Leverage Natural Language Processing for Drug Discovery

Accelerate the learning of protein language representations by designing and deploying an NLP system to expedite drug discovery.

Proteins are integral biomolecules responsible for “executing” the instructions contained in DNA. As DNA is a sequence of nucleotides, the proteins created by DNA are also sequences. In humans, an alphabet of 20 amino acids form the characters of protein strings, which vary in length from a few dozen to a few thousand. Deciphering the “language” of proteins is far from an easy task, and even large-scale molecular simulations fail to accurately portray the structure that protein sequences form.

This project aims to develop and deploy an end-to-end hardware-accelerated NLP system to expedite drug discovery using unsupervised learning.

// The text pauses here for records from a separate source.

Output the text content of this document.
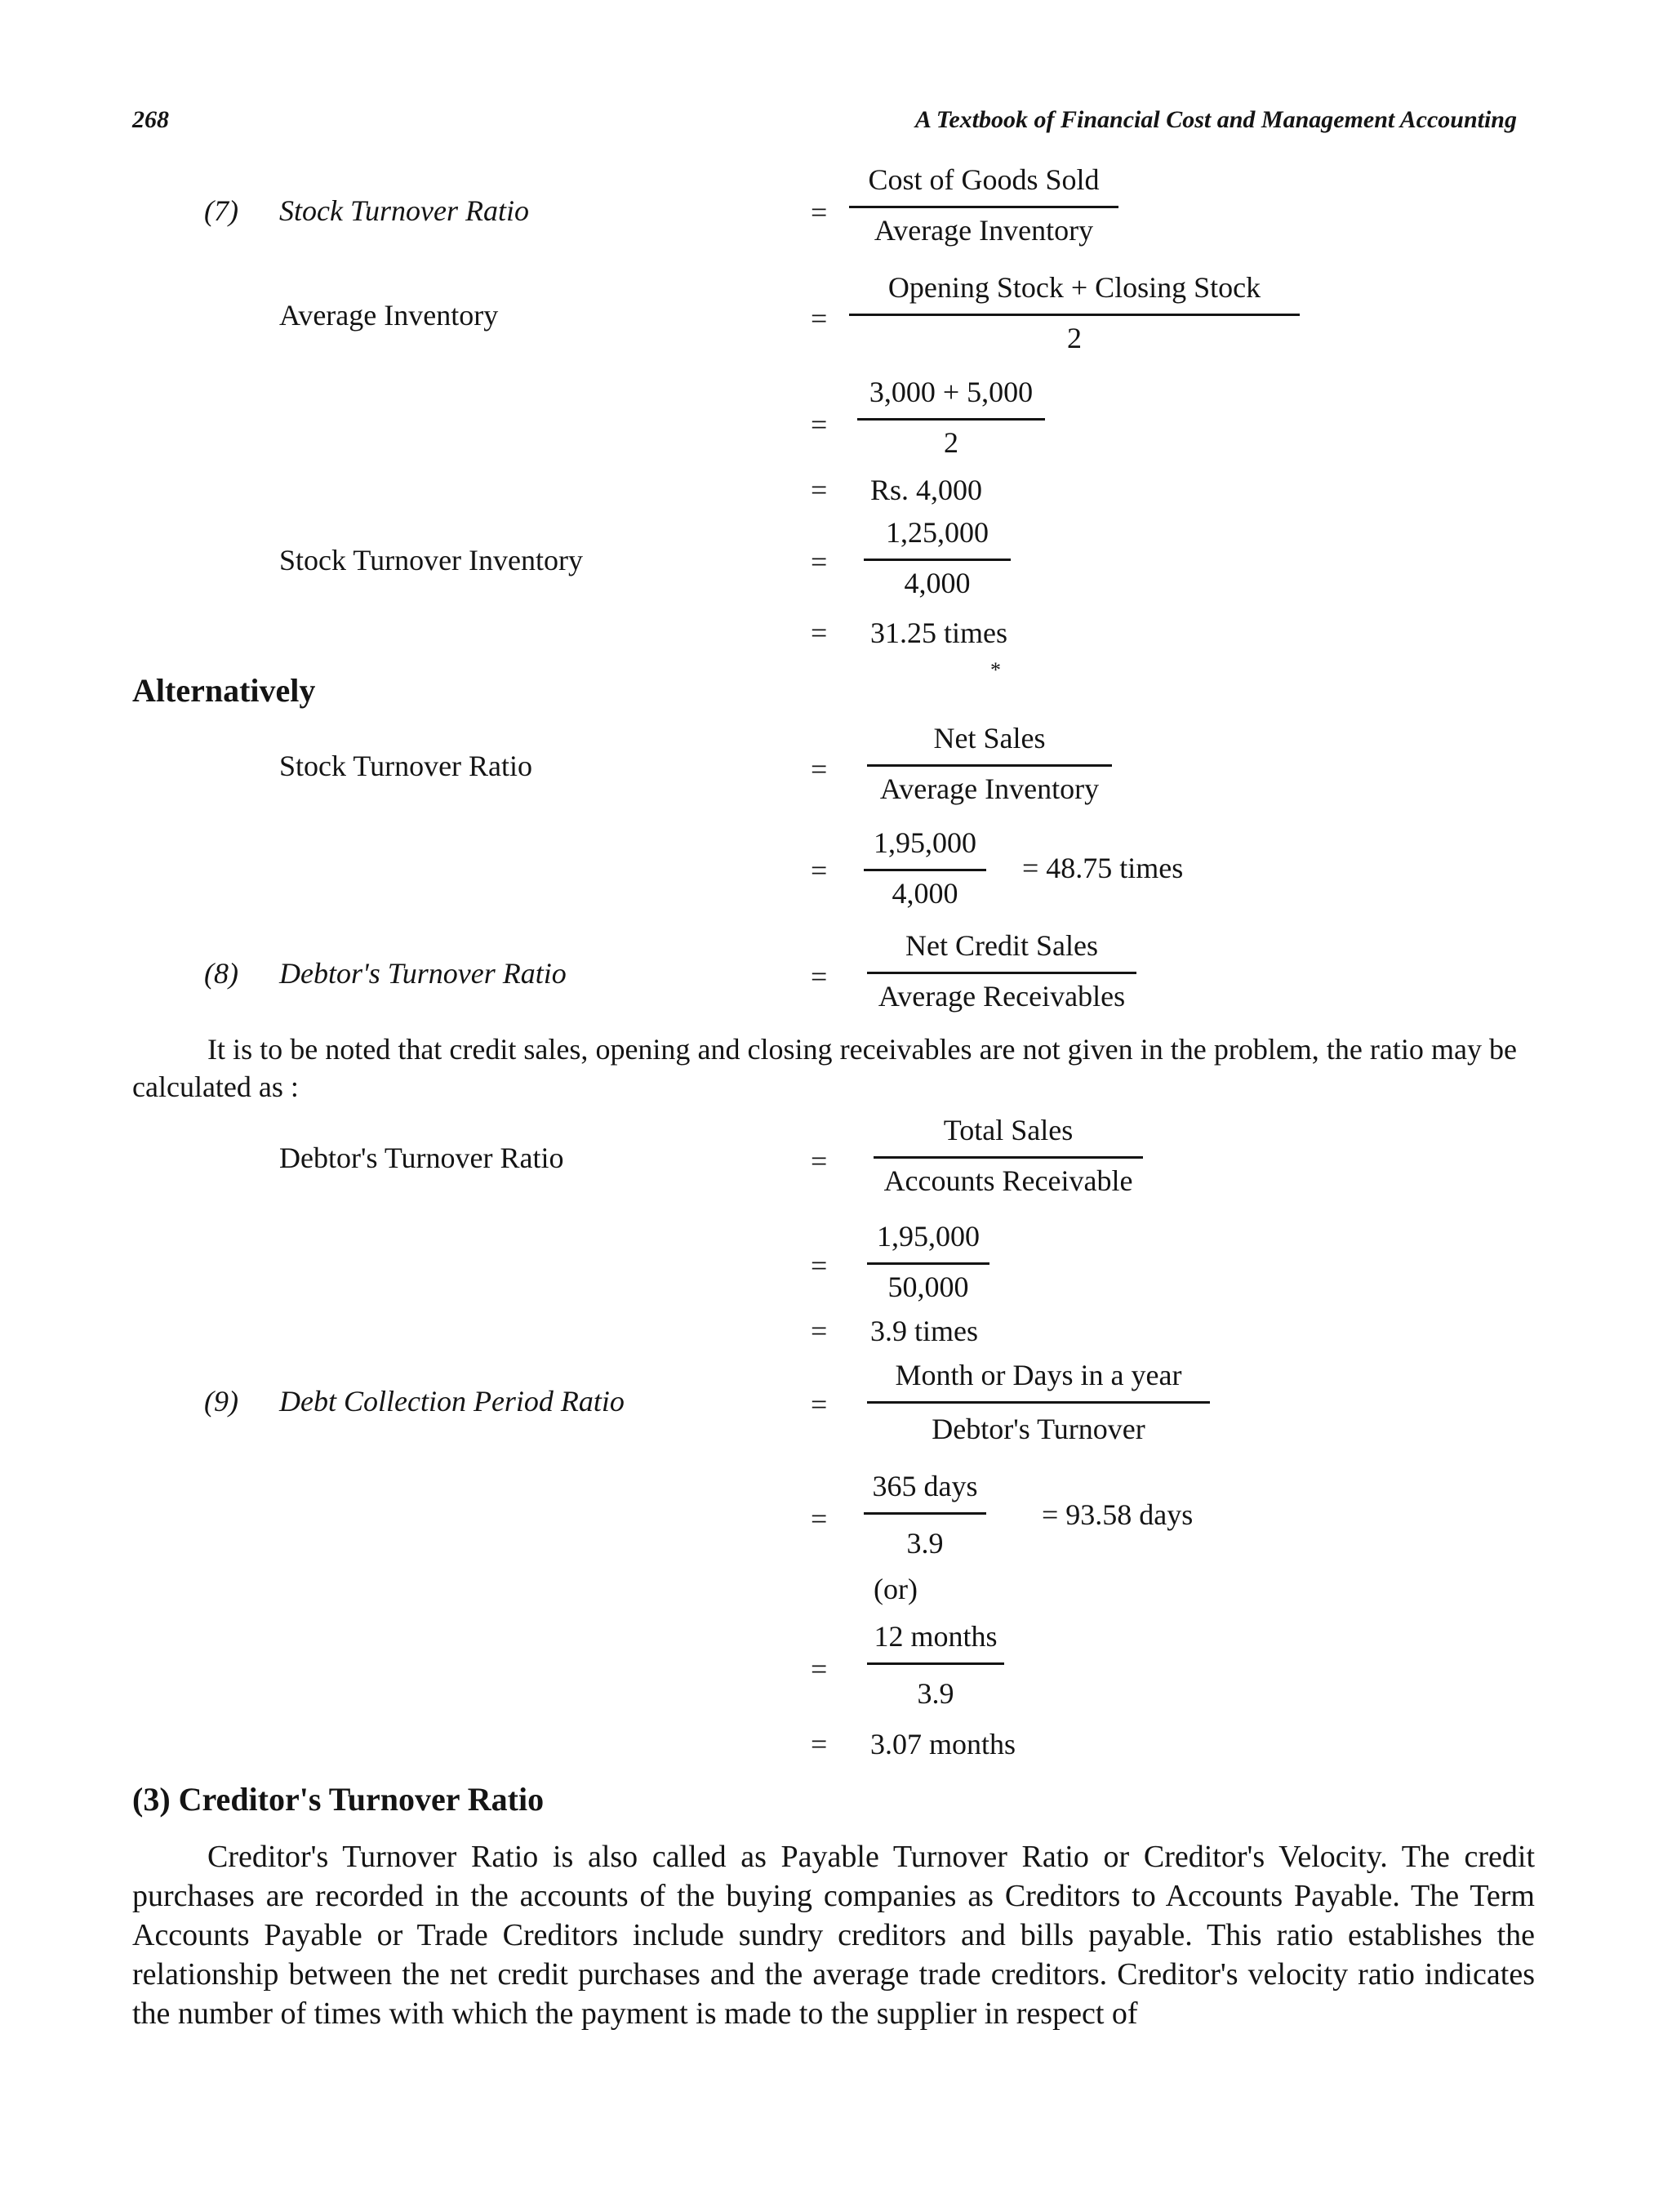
268	A Textbook of Financial Cost and Management Accounting
(7) Stock Turnover Ratio	=
Cost of Goods Sold
Average Inventory
Average Inventory	=
Opening Stock + Closing Stock
2
=
3,000 + 5,000
2
= Rs. 4,000
Stock Turnover Inventory	=
1,25,000
4,000
= 31.25 times
*
Alternatively
Stock Turnover Ratio	=
Net Sales
Average Inventory
=
1,95,000
4,000
= 48.75 times
(8) Debtor's Turnover Ratio	=
Net Credit Sales
Average Receivables
It is to be noted that credit sales, opening and closing receivables are not given in the problem, the ratio may be calculated as :
Debtor's Turnover Ratio	=
Total Sales
Accounts Receivable
=
1,95,000
50,000
= 3.9 times
(9) Debt Collection Period Ratio	=
Month or Days in a year
Debtor's Turnover
=
365 days
3.9
= 93.58 days
(or)
=
12 months
3.9
= 3.07 months
(3) Creditor's Turnover Ratio
Creditor's Turnover Ratio is also called as Payable Turnover Ratio or Creditor's Velocity. The credit purchases are recorded in the accounts of the buying companies as Creditors to Accounts Payable. The Term Accounts Payable or Trade Creditors include sundry creditors and bills payable. This ratio establishes the relationship between the net credit purchases and the average trade creditors. Creditor's velocity ratio indicates the number of times with which the payment is made to the supplier in respect of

Protein language models have enabled breakthrough approaches to protein structure prediction, function annotation, and drug discovery. A primary limitation to the widespread adoption of these powerful models is the high computational cost associated with the training and inference of these models, especially at longer sequence lengths. We present the architecture, microarchitecture, and hardware implementation of a protein design and discovery accelerator, ProSE (Protein Systolic Engine). ProSE has a collection of custom heterogeneous systolic arrays and special functions that process transfer learning model inferences efficiently. The architecture marries SIMD-style computations with systolic array architectures, optimizing coarse-grained operation sequences across model layers to achieve efficiency without sacrificing generality. ProSE performs Protein BERT inference at up to 6.9× speedup and 48× power efficiency (performance/Watt) compared to one NVIDIA A100 GPU. ProSE achieves up to 5.5 × (12.7×) speedup and 173× (249×) power efficiency compared to TPUv3 (TPUv2).

Publications

*Eyes Robson, *Ceyu Xu, and Lisa Wu Wills, "ProSE: The Architecture and Design of a Protein Discovery Engine". ACM Architectural Support for Programming Languages and Operating Systems (ASPLOS) 2022. *First co-authors.